La maturité a fait son entrée sans douceur, elle m'a définie avant même que je n'en entende réellement parler. Lorsque ma mère a disparu dans les hautes vagues, elle a pointé le bout de son nez, me retirant de force du royaume de l'enfance et de l'innocence. Je me retrouve du jour au lendemain entourée de res...

- Iliana ?

Je me relève aussi vite que possible, masquant de ma silhouette la faible flamme révélée par la bougie blanche. Mon frère m'observe un instant, les sourcils froncés et les lèvres crispées.

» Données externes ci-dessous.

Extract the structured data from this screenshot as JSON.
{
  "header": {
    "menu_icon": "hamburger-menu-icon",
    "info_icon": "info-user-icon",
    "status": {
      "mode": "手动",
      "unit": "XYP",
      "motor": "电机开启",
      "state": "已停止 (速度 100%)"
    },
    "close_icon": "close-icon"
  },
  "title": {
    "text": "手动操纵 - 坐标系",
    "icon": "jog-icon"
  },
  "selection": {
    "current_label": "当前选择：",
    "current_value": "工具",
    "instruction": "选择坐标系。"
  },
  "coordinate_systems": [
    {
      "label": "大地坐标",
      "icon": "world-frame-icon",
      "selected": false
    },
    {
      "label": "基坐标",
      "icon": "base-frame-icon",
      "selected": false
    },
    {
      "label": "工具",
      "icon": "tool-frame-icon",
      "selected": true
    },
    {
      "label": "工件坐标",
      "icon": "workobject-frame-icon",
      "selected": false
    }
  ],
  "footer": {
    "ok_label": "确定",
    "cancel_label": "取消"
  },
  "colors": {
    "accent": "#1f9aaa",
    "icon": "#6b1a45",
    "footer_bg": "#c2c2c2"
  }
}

- Qu'est-ce que tu caches ? soutient-il d'une petite voix.

- Rien, ne t'en fais pas, dis-je en appliquant un beau sourire sur mon visage.

- L'idée de la bougie près de la fenêtre c'est franchement glauque, ajoute-t-il en soutenant mon regard. En plus maladroite comme tu es, elle va finir dans les rideaux et va embraser toute la maison ensuite.

Il s'avance vers la flamme, probablement pour souffler dessus. Je l'arrête d'un geste, me plaçant devant lui.

- Non, s'il te plaît. Laisse-la allumée.

- Mets-la au moins autre part. Ce n'est pas un bon plan Iliana, soupire-t-il.

- Non, il faut qu'elle soit près d'une fenêtre. C'est important pour moi.

Il me détaille un instant, avant d'ajouter d'humeur taquine :

- On dirait que tu pries comme ça, c'est franchement bizarre.

Je baisse le menton, touchée par ce qu'il vient de dire. Un silence pesant s'installe entre nous deux, alors que son regard pèse sur mes épaules.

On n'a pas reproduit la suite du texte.